According to the above configuration example, as in the present invention, the total pressure in the sputtering chamber 1 is measured to determine the consumption of nitrogen gas, and nitrogen gas is replenished and introduced by an amount corresponding to this consumption. In comparison with the sputtering system, the effect of keeping the partial pressure ratio in the sputtering chamber 1 constant, that is, the effect of keeping the film forming conditions constant, is inferior, but the amount of nitrogen expected to be consumed in the sputtering chamber 1 is low. Since the flow rate is increased, the partial pressure ratio in the sputtering chamber 1 can be maintained substantially constant.
In addition, since no monitor detection is performed in this configuration example, the number of components can be reduced, which can contribute to further cost reduction of the apparatus.

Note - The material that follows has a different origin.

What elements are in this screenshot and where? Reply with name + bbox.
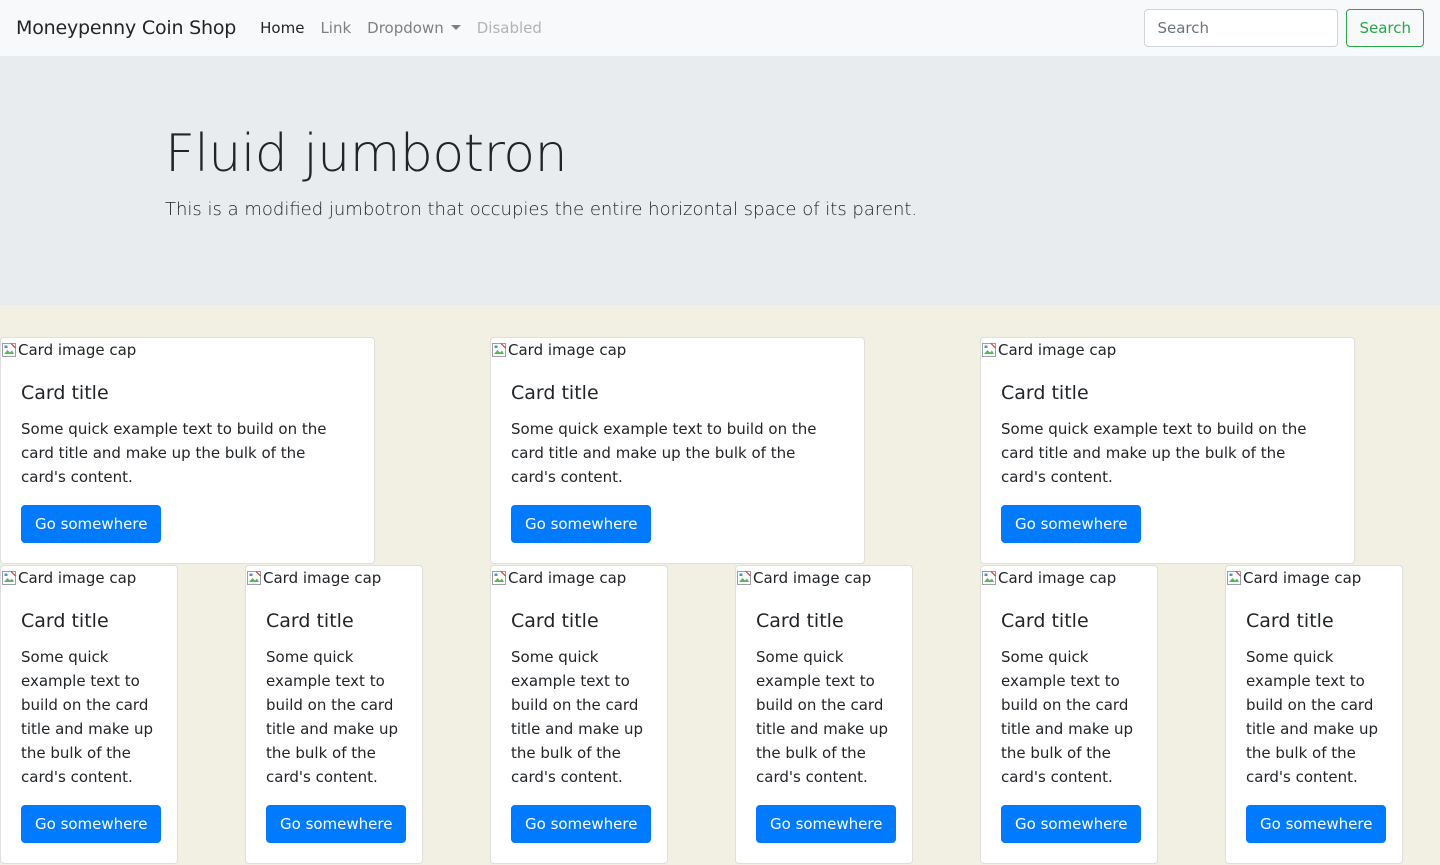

According to the first aspect of the present invention, the total pressure in the sputtering chamber is measured, and the flow rate control of only the active gas is performed so as to cancel the fluctuation difference between the measured total pressure and a preset total pressure. By performing the above, the active gas consumed in the sputtering chamber is replenished, the partial pressure ratio in the sputtering chamber can be constantly maintained at a constant level, and further, the flow rate adjustment and control of the inert gas become unnecessary, and the cost of the sputtering apparatus is reduced. be able to. Further, since the total pressure measurement system is inexpensive, further cost reduction can be achieved.

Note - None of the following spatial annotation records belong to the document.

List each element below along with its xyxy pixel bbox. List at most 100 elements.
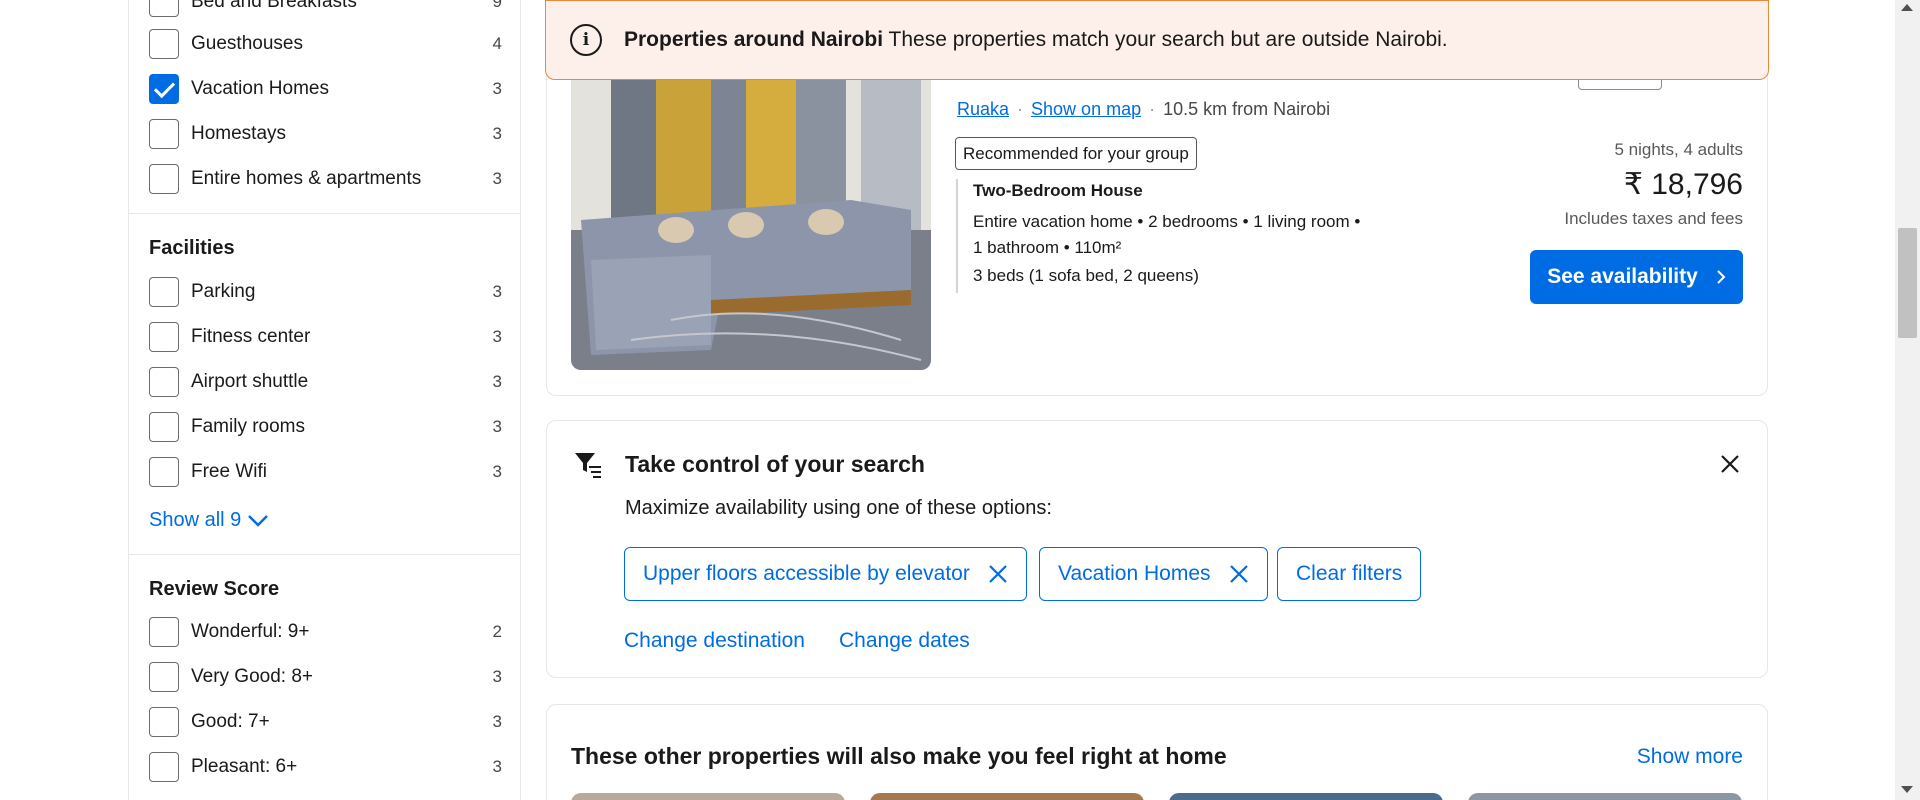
property-thumb[interactable] <box>870 793 1144 800</box>
filter-bed-and-breakfasts[interactable]: Bed and Breakfasts 9 <box>149 0 502 18</box>
see-availability-label: See availability <box>1547 265 1698 288</box>
banner-title: Properties around Nairobi <box>624 28 884 51</box>
chevron-right-icon <box>1717 270 1726 284</box>
chip-upper-floors[interactable]: Upper floors accessible by elevator <box>624 547 1027 601</box>
filter-label: Parking <box>191 281 256 302</box>
checkbox[interactable] <box>149 752 179 782</box>
unit-name: Two-Bedroom House <box>973 181 1143 200</box>
filter-label: Wonderful: 9+ <box>191 621 310 642</box>
filter-family-rooms[interactable]: Family rooms 3 <box>149 411 502 443</box>
filter-label: Entire homes & apartments <box>191 168 422 189</box>
checkbox[interactable] <box>149 707 179 737</box>
filter-label: Very Good: 8+ <box>191 666 313 687</box>
scroll-up-icon[interactable] <box>1901 4 1913 11</box>
filter-wonderful[interactable]: Wonderful: 9+ 2 <box>149 616 502 648</box>
filter-parking[interactable]: Parking 3 <box>149 276 502 308</box>
banner-text: Properties around Nairobi These properti… <box>624 28 1448 52</box>
filter-label: Family rooms <box>191 416 306 437</box>
chip-vacation-homes[interactable]: Vacation Homes <box>1039 547 1268 601</box>
distance-text: 10.5 km from Nairobi <box>1163 99 1331 119</box>
checkbox[interactable] <box>149 367 179 397</box>
filter-count: 3 <box>492 712 502 731</box>
checkbox[interactable] <box>149 322 179 352</box>
price: ₹ 18,796 <box>1623 168 1743 201</box>
change-dates-link[interactable]: Change dates <box>839 629 970 653</box>
filter-airport-shuttle[interactable]: Airport shuttle 3 <box>149 366 502 398</box>
unit-desc-2: 1 bathroom • 110m² <box>973 238 1122 257</box>
checkbox[interactable] <box>149 617 179 647</box>
filter-free-wifi[interactable]: Free Wifi 3 <box>149 456 502 488</box>
location-row: Ruaka · Show on map · 10.5 km from Nairo… <box>957 99 1330 120</box>
outside-area-banner: i Properties around Nairobi These proper… <box>545 0 1769 80</box>
filter-label: Fitness center <box>191 326 311 347</box>
location-link[interactable]: Ruaka <box>957 99 1009 120</box>
filter-fitness-center[interactable]: Fitness center 3 <box>149 321 502 353</box>
filter-count: 4 <box>492 34 502 53</box>
show-on-map-link[interactable]: Show on map <box>1031 99 1141 120</box>
filter-label: Pleasant: 6+ <box>191 756 298 777</box>
checkbox-checked[interactable] <box>149 74 179 104</box>
clear-filters-label: Clear filters <box>1296 562 1403 585</box>
filter-guesthouses[interactable]: Guesthouses 4 <box>149 28 502 60</box>
divider <box>129 554 520 555</box>
filter-count: 3 <box>492 124 502 143</box>
checkbox[interactable] <box>149 277 179 307</box>
property-thumb[interactable] <box>571 793 845 800</box>
change-destination-link[interactable]: Change destination <box>624 629 805 653</box>
info-icon: i <box>570 24 602 56</box>
filter-very-good[interactable]: Very Good: 8+ 3 <box>149 661 502 693</box>
close-icon[interactable] <box>988 564 1008 584</box>
facilities-title: Facilities <box>149 237 235 259</box>
other-properties-card: These other properties will also make yo… <box>546 704 1768 800</box>
clear-filters-button[interactable]: Clear filters <box>1277 547 1422 601</box>
checkbox[interactable] <box>149 412 179 442</box>
filter-count: 2 <box>492 622 502 641</box>
close-icon[interactable] <box>1719 453 1741 475</box>
checkbox[interactable] <box>149 119 179 149</box>
see-availability-button[interactable]: See availability <box>1530 250 1743 304</box>
filter-label: Homestays <box>191 123 287 144</box>
chip-label: Vacation Homes <box>1058 562 1211 585</box>
taxes-info: Includes taxes and fees <box>1564 209 1743 228</box>
filter-label: Bed and Breakfasts <box>191 0 357 12</box>
checkbox[interactable] <box>149 164 179 194</box>
scrollbar-track[interactable] <box>1895 0 1920 800</box>
show-all-facilities-link[interactable]: Show all 9 <box>149 509 269 532</box>
filter-good[interactable]: Good: 7+ 3 <box>149 706 502 738</box>
show-all-label: Show all 9 <box>149 509 242 531</box>
filter-homestays[interactable]: Homestays 3 <box>149 118 502 150</box>
scroll-down-icon[interactable] <box>1901 786 1913 793</box>
checkbox[interactable] <box>149 662 179 692</box>
unit-desc-1: Entire vacation home • 2 bedrooms • 1 li… <box>973 212 1361 231</box>
filter-icon <box>575 453 601 478</box>
checkbox[interactable] <box>149 457 179 487</box>
checkbox[interactable] <box>149 0 179 17</box>
take-control-title: Take control of your search <box>625 451 925 477</box>
close-icon[interactable] <box>1229 564 1249 584</box>
recommended-badge: Recommended for your group <box>955 137 1197 170</box>
unit-divider <box>956 179 958 293</box>
checkbox[interactable] <box>149 29 179 59</box>
filter-count: 3 <box>492 462 502 481</box>
scrollbar-thumb[interactable] <box>1898 228 1917 338</box>
filter-pleasant[interactable]: Pleasant: 6+ 3 <box>149 751 502 783</box>
filter-count: 3 <box>492 282 502 301</box>
property-thumb[interactable] <box>1468 793 1742 800</box>
show-more-link[interactable]: Show more <box>1637 745 1743 769</box>
filter-count: 3 <box>492 372 502 391</box>
banner-message: These properties match your search but a… <box>888 28 1448 51</box>
filter-vacation-homes[interactable]: Vacation Homes 3 <box>149 73 502 105</box>
filter-count: 3 <box>492 417 502 436</box>
property-thumb[interactable] <box>1169 793 1443 800</box>
filter-label: Vacation Homes <box>191 78 329 99</box>
filters-sidebar: Bed and Breakfasts 9 Guesthouses 4 Vacat… <box>128 0 521 800</box>
chip-label: Upper floors accessible by elevator <box>643 562 970 585</box>
filter-count: 3 <box>492 667 502 686</box>
divider <box>129 213 520 214</box>
filter-entire-homes[interactable]: Entire homes & apartments 3 <box>149 163 502 195</box>
filter-count: 3 <box>492 327 502 346</box>
filter-count: 3 <box>492 79 502 98</box>
filter-label: Good: 7+ <box>191 711 270 732</box>
filter-label: Free Wifi <box>191 461 267 482</box>
beds-text: 3 beds (1 sofa bed, 2 queens) <box>973 266 1199 285</box>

[Brief description of the drawings]

FIG. 1 is a schematic explanatory view of a sputtering apparatus which is an apparatus according to an embodiment of the present invention. FIG. 2 is a characteristic diagram showing a relationship between the total pressure of a sputtering chamber and a specific resistance of a thin film formed by sputtering. FIG. 3 is a characteristic diagram showing the relationship between the sputter power and the specific resistance of the thin film, and FIG.
FIG. 5 is a characteristic diagram showing the relationship with the specific resistance of the thin film, FIG. 5 is a schematic explanatory view showing an example of a configuration for controlling the introduction flow rate of the active gas based on the set value of the sputtering power, and FIG. FIG. 7 is a characteristic diagram showing the relationship between the active gas flow rate increase amount, FIG. 7 is a characteristic diagram showing the relationship between the active gas concentration in the sputtering chamber and the specific resistance of the thin film, and FIG. FIG. 2 is a schematic explanatory view illustrating a conventional sputtering apparatus that employs partial pressure control according to the present invention. 1 ... sputter chamber, 20 ... flow rate control means, 24 ... total pressure detection means, 26 ... control means.

Claims (1)

(57) [Claims] 1. A sputtering apparatus for performing sputtering by setting an active gas and an inert gas at a predetermined partial pressure ratio in a sputtering chamber, wherein the sputtering apparatus is provided in an active gas introduction system into the sputtering chamber. Flow rate adjusting means for adjusting a flow rate; detecting means for detecting the total pressure in the sputtering chamber; and a flow rate adjusting means based on a relationship between the total pressure detected by the detecting means and a preset total pressure. And a control means for controlling flow rate adjustment of only the active gas according to (1).